When the coordinator decides to rebalance a group,it will first send StopRequest to every consumer in the group to let them stop consuming.

{
  size: int32                     // the size of this request
  request_type_id: int16          // the type of the request, distinguish Ping/Stop/Start requests
}

Handling StopRequest

The consumer does not need to response to the StartRequest, since the coordinator only needs to synchronize with consumers after StartRequest are sent.
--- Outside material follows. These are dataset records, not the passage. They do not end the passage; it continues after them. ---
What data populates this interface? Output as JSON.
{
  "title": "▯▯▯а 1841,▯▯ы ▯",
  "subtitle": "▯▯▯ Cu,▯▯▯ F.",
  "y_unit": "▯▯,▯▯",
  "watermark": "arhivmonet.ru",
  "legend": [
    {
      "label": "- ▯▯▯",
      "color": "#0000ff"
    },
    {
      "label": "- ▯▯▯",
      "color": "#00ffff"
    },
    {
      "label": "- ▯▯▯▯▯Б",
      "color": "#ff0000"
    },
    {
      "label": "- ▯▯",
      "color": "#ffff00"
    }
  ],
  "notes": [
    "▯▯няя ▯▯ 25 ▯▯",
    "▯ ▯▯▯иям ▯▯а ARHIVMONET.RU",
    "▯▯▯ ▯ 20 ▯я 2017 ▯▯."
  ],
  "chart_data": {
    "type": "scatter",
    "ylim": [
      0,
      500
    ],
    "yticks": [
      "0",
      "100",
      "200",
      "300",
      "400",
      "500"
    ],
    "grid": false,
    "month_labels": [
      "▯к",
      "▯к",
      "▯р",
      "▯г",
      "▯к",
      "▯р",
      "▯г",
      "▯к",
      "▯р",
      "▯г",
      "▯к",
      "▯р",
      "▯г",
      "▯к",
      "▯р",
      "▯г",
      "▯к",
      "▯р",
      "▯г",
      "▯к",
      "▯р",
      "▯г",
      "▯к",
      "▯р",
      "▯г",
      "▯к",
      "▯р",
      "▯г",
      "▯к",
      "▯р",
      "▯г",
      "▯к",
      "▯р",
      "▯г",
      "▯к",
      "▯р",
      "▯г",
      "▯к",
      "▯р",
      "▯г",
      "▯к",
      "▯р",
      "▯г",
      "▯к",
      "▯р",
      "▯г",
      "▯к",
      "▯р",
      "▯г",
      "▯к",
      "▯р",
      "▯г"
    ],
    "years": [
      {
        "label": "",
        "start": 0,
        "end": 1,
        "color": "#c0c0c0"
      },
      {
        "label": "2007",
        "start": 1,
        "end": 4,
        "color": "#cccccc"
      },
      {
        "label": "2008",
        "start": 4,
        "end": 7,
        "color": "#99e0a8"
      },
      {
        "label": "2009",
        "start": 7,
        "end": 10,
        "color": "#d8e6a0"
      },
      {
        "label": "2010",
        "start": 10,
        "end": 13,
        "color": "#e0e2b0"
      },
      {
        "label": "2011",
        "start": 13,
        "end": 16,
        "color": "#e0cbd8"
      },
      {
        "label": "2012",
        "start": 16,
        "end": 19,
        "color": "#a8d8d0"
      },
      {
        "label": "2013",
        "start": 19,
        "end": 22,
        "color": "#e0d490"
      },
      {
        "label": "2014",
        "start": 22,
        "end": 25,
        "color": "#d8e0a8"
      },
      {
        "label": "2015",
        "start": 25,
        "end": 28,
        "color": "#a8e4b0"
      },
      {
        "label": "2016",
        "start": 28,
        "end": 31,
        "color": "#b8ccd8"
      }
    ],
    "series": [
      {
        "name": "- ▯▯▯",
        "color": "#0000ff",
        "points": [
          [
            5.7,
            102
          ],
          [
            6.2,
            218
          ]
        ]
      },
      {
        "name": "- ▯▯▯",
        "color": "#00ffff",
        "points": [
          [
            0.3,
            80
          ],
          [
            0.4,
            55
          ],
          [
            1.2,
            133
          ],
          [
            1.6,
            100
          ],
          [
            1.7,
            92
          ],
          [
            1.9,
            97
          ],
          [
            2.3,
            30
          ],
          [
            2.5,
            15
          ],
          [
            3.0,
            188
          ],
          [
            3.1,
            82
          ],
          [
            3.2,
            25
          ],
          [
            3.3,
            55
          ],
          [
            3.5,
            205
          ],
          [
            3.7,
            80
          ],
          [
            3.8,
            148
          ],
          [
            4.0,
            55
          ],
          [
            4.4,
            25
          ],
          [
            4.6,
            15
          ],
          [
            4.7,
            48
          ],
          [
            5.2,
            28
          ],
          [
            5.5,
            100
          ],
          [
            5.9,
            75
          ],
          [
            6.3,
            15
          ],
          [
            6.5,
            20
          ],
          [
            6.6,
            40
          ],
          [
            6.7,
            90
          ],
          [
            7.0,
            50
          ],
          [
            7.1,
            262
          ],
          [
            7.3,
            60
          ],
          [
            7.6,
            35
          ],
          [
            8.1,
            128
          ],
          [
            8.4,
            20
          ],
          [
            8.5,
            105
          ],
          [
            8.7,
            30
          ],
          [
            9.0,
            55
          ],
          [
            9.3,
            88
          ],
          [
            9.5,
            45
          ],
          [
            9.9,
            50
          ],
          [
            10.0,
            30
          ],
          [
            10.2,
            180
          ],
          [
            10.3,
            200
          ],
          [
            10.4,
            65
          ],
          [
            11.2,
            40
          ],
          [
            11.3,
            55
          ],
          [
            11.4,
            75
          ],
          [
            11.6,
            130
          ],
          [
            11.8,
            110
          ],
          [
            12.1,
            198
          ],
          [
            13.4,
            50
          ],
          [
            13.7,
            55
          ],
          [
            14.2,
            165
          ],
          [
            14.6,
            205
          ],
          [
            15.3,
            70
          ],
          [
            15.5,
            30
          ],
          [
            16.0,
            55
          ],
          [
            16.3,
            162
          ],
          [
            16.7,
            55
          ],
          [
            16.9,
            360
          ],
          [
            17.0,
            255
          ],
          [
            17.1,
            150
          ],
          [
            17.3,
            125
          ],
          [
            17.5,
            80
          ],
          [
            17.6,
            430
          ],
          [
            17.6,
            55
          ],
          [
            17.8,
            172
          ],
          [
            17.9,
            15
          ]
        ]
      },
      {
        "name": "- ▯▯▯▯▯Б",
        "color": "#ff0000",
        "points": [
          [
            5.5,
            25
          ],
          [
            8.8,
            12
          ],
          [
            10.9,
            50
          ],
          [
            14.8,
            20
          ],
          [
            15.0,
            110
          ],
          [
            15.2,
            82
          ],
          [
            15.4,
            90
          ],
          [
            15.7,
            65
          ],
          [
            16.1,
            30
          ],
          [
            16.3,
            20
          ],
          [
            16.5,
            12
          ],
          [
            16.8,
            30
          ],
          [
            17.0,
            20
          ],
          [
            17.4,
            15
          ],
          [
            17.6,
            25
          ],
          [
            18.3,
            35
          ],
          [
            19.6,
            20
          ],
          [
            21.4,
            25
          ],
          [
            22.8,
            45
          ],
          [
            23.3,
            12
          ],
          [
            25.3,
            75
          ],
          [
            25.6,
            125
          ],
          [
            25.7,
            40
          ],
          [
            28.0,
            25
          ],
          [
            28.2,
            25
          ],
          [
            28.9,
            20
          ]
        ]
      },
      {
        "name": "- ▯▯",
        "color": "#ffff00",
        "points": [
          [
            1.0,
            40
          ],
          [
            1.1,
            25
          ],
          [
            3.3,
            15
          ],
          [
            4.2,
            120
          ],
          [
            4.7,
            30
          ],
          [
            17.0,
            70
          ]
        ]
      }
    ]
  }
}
handleStopRequest (request: StopRequest):

1.1. If fetcherStopped is true then do nothing

1.2. Otherwise close all fetchers and clean their corresponding queues, set fetcherStopped to true

StartRequest

The coordinator will send every consumer in a group StartRequest with the owned partition info after the StopRequest.

{
  size: int32                              // the size of this request
  request_type_id: int16                   // the type of the request, distinguish Ping/Stop/Start requests
  num_partitions: int16                    // the number of partitions assigned to the consumer
  assigned_parts: [<partition_struct>]     // the detailed info of assigned partitions, along with the starting offset
}

partition_struct =>
{
  topic: string
  partition: string                        // note that this partition string already contains the broker id
  offset: int64
}

RestartFetcherResponse

{
  size: int32                     // the size of this response
  error_code: int16               // global error code for this request, if any
}

Handling StartRequest

handleStartRequest (request: StartRequest):

1. If the consumer's topic interests are wildcard, re-construct topicThreadIdAndQueues and KafkaMessageAndMetadataStreams

2. Read the assigned partitions along with offsets from assigned_parts

3. If fetcherStopped is false and the newly assigned partition map does not match topicRegistry, throw IllegalStateException

4. Update topicRegistry with the newly assigned partition map

5. Start fetchers

6. Set fetcherStopped to false

Open Problems

1. When all the brokers listed in the properties file as known brokers are gone when a consumer starts/resumes, the consumer cannot find the coordinator and thus cannot be added to the group to start consuming. This rare case should be treated as an operational error since the migration of broker cluster should be incremental and adapt to consumer properties file.
2. The rebalance thread pool and the socketServer's processor thread pool's sizes must be pre-specified, however the size of the consumers can be scaled during the operation. Hence more and more consumers must be handled by each thread as new consumers are added, which will increase the CPU burden.
3. Since consumers no longer register themselves in Zookeeper, when a new coordinator stands up, it needs to wait for all the consumer to re-connect to it instead of reading the consumer info from the ZK, this may increase the latency of coordinator failover process

Possible Improvements

1. Batch Updating ZK Offset: when received the PingResponse with the current offset info, the processor does not need to immediately reflect that to ZK but just update an in-memory {(topic, partition) -> offset} map; then another daemon thread can periodically reflect the updated map to ZK. With newer version of ZK that supports group writes, it can reduce the number of writes to ZK.
2. Multiple Coordinator: In the future, it might be possible that we need each broker to act as a coordinator, with consumer groups evenly distributed amongst all the consumer co-ordinators. This will enable supporting >5K consumers since right now the bottleneck is really the number of open socket connections to the single co-ordinator machine.